Place and Duration of Study: The study was conducted in Ekpan Creek, Warri, Delta State, Nigeria, from December 2009 to May, 2010.

Methodology: Five sampling stations were carefully selected for their proximity to anthropogenic activities from December 2009 to May 2010, to cover wet and dry seasons sampling. Samples of periwinkle and crab species were hand-picked monthly, between the hours of 7 am and 9:30 am on each sampling day, when human activities in the river were still very minimal along the sampling stations into a black polythene bag containing ice for storage in deep freezer. Samples were identified using appropriate keys and striking features, digested and analyzed for heavy metals.

Results: The study results showed the dominance of iron over other metals in both animals for both seasons, and have been observed in previous studies. Chromium and Cadmium levels were relatively stable temporally throughout the study, which is somewhat lower at station 5, expected to be higher, and was attributed to water velocity and other reported physiochemical parameters, such as increasing temperature. Crab bio-accumulated more metals than periwinkle with reports of higher concentrations.
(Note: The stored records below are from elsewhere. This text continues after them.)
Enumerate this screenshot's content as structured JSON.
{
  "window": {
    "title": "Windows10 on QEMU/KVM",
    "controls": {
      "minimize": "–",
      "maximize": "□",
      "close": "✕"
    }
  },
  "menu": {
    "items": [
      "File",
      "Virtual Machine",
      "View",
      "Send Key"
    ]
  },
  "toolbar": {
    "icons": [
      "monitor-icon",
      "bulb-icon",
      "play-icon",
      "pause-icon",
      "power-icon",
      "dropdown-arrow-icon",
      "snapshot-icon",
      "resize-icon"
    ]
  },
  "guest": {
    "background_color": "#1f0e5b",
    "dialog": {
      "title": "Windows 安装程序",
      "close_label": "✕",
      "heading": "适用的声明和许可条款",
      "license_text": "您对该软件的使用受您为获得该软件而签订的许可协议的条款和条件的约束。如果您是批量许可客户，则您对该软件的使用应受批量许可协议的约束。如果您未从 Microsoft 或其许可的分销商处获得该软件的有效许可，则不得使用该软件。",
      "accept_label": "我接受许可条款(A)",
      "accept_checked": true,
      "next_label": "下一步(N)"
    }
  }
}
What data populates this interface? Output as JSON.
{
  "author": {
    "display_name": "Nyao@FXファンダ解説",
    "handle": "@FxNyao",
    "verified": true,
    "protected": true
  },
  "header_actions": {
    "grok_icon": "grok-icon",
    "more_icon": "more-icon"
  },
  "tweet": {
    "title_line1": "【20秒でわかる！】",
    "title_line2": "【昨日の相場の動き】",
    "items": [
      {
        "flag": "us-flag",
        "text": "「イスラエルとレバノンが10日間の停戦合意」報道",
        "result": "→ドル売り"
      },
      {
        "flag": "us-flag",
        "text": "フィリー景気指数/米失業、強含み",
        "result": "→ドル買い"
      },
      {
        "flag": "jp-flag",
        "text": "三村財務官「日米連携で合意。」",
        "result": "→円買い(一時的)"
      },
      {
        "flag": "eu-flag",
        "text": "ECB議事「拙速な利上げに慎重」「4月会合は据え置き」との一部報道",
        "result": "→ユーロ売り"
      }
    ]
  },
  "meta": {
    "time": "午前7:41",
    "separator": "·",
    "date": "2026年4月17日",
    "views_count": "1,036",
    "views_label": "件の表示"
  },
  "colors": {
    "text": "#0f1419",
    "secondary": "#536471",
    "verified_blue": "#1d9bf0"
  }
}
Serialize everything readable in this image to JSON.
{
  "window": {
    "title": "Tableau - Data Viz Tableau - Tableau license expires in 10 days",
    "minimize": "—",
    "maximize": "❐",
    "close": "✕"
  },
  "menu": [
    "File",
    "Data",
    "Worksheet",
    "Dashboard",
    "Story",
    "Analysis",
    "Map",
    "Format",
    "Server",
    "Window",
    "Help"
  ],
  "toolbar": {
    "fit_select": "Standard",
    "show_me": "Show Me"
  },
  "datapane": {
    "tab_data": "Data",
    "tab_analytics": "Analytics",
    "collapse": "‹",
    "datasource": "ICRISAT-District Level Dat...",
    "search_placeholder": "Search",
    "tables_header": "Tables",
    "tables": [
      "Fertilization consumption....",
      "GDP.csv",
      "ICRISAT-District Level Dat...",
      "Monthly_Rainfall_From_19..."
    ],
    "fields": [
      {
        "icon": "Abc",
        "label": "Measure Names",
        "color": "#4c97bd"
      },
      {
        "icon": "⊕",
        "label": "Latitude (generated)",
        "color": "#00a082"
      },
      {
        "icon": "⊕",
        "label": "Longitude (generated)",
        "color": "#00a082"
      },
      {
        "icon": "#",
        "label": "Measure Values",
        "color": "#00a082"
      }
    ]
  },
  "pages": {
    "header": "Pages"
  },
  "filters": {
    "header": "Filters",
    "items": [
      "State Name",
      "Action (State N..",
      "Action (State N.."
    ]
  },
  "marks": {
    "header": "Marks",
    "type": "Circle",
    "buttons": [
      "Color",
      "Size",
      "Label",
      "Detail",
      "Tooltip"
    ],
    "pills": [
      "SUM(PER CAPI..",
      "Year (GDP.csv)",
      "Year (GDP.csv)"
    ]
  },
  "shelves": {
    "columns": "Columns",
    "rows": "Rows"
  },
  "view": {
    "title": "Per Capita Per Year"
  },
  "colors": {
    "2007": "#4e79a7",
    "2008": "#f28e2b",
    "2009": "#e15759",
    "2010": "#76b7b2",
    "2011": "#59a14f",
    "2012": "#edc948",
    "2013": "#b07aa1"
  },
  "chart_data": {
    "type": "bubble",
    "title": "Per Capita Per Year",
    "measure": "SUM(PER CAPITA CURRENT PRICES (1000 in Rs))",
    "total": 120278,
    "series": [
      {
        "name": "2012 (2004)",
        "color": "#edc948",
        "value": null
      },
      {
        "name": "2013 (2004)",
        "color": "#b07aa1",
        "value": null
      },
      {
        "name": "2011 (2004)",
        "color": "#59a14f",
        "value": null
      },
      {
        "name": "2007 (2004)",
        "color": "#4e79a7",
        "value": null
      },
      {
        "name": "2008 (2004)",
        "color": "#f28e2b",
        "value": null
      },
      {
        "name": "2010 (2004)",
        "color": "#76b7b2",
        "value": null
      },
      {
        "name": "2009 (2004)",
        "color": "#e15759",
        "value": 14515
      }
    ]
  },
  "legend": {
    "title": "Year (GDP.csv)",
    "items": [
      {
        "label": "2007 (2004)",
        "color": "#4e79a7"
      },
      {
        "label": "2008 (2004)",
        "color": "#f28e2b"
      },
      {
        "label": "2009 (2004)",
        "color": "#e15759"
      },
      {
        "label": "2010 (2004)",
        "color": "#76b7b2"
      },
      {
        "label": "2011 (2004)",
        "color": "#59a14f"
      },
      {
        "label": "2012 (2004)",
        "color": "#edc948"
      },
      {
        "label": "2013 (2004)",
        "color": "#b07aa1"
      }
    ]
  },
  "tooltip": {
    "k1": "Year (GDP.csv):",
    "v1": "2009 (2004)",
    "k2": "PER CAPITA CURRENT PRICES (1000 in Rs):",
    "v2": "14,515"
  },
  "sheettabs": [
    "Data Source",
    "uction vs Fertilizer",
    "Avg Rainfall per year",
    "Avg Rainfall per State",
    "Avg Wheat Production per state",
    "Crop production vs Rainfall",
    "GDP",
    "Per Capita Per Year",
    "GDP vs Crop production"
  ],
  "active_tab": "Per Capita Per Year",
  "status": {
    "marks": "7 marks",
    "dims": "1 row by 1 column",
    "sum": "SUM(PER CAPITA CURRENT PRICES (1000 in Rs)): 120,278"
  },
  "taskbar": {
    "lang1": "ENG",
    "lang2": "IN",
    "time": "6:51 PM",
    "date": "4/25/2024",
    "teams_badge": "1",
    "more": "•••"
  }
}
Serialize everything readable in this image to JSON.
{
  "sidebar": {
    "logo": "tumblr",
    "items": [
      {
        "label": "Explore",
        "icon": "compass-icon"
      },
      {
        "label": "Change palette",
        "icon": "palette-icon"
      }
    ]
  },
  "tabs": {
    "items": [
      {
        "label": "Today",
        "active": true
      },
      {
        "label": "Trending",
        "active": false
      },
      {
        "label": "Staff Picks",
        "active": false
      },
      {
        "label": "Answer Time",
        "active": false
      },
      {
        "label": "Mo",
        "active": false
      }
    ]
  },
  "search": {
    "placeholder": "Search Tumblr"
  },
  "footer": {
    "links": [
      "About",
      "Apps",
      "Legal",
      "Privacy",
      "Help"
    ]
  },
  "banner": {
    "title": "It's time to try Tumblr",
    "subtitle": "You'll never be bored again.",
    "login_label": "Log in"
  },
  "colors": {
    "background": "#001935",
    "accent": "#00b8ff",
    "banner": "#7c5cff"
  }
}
Conclusion: Continues perturbation of the river from anthropogenic activities has remain a major concern to the water use, unregulated activities by Chevron, WRPC and other oil & gas related activities as well as human activities has placed the abundance and consumption of shell fishes (periwinkle and crab) as food delicious in the region at high risk, coupled with previous report of contamination of investigated periwinkle sold in market places, including the study area.

Keywords :

Heavy metals; bioaccumulation; icthynofauna; toxicity; bioavailability; Chevron; WRPC.